In some ways in I’m going back to a basic idea of what rock n roll is. This album is a homage to all those great New York rock n roll stars. Maybe that was the last really great period of music. It seemed so exotic to me when I was younger.

Which of your records has been the most satisfying?

The last three have been really good. I’ve been really productive, have a good relationship with Cherry Red. It means I put out records fairly quickly. I don’t like this album waiting list where you’re supposed to put out a record every two years. It’s far too much like the professional music business for me. I just want to release music as quickly as I can.

Were you more collaborative when it came to those first Auteurs records?

I wrote the songs and arranged everything. I’m not really a team player. I did some of that in Black Box Recorder and that was good. For a bit. But none of us could carry on in a team for too long. I’m the first to admit it. I have to take control of the records I make. The only difference is that those were made back in the days when bands made records in studios. Now I work at home and have the freedom to be more productive.

Have you got any highlights from your musical career?

The first Black Box Recorder album is good, as is the Facts of Life LP. Even though it is a pop album but we made it deliberately for that. I have good memories of making it. I’m not the kind of person to diss anything I’ve made. All the records have been good but some I like better than others. Not that I sit there playing them all the time!

Was the Facts of Life a deliberate attempt at having a hit?

It was – we felt we’d done Sarah, our lead singer a disservice as she was ten years younger than us and we’d dragged her out of the world of proper employment to sing in our band. With the first album, we got dropped immediately by Chrysalis even though it was a great record. We felt guilty that the first thing we’d done was show her commercial failure so for the sake of our appearances and a chivalrous gesture, we thought we’d better have a hit and try and get her on Top of the Pops. Which is what we did.

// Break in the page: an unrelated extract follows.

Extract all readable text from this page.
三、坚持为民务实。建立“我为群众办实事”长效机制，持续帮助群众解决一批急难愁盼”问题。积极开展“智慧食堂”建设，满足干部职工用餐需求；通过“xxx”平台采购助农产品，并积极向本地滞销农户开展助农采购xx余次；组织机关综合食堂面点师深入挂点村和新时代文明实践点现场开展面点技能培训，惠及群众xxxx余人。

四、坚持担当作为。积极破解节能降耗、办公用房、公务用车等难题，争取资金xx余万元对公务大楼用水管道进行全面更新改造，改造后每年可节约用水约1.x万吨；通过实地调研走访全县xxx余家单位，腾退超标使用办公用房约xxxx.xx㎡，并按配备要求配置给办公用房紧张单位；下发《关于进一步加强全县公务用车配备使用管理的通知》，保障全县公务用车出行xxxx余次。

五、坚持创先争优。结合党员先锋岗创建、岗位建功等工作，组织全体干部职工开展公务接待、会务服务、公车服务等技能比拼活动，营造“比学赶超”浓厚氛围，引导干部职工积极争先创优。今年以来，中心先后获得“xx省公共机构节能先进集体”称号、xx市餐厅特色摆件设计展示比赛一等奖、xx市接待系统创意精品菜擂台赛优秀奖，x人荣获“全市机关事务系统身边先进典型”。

How has the music business changed?

In the nineties I could afford to do a whole tour because there’d be a big record label backing it. Luckily I don’t want to do that now but if I did it would be almost financially impossible. For me, it’s better because I’ve got complete creative freedom although I had a lot of freedom in the nineties. There was always someone somewhere in the corner of a record label who would be questioning this and that. But it’s the job of labels, in some respects, to say we need to have a hit.

I liked being outside of things. I don’t have to be competitive with contemporaries or peers. And certainly not with younger bands because I don’t care. It’s good because while I didn’t think I’d be making records into my 40s, the age we live in now means I can do it and no one questions it.

Are there any new acts you’re into? 

The only new band I’m into are the Sleaford Mods. They’re great. Two old guys who work in a call centre in Nottingham. They do the angriest ranting over brutal, cheap beats. I love them.

Have you got any regrets?

Not really. It’s all been creative. Maybe at the point of the second Auteurs album I was too uptight. Lenny Valentino came out and they wanted us to do Top of the Pops and I didn’t want to. I was too serious. I was in my mid twenties and uptight but I think that’s a mid twenties thing. Nobody died.

What about the book Bad Vibes? It paints a miserable picture...

It was written as a comedy. I’m amplifying small moments into huge disasters for comedic effect. If you look at that whole period I’m writing about, it probably wasn’t the misery I make it out to be.

Have you any advice for songwriters?

Just do what you like. Don’t follow anyone’s instinct but your own. If people tell you it’s no good, then don’t listen. Don’t be a careerist. It’s not that important.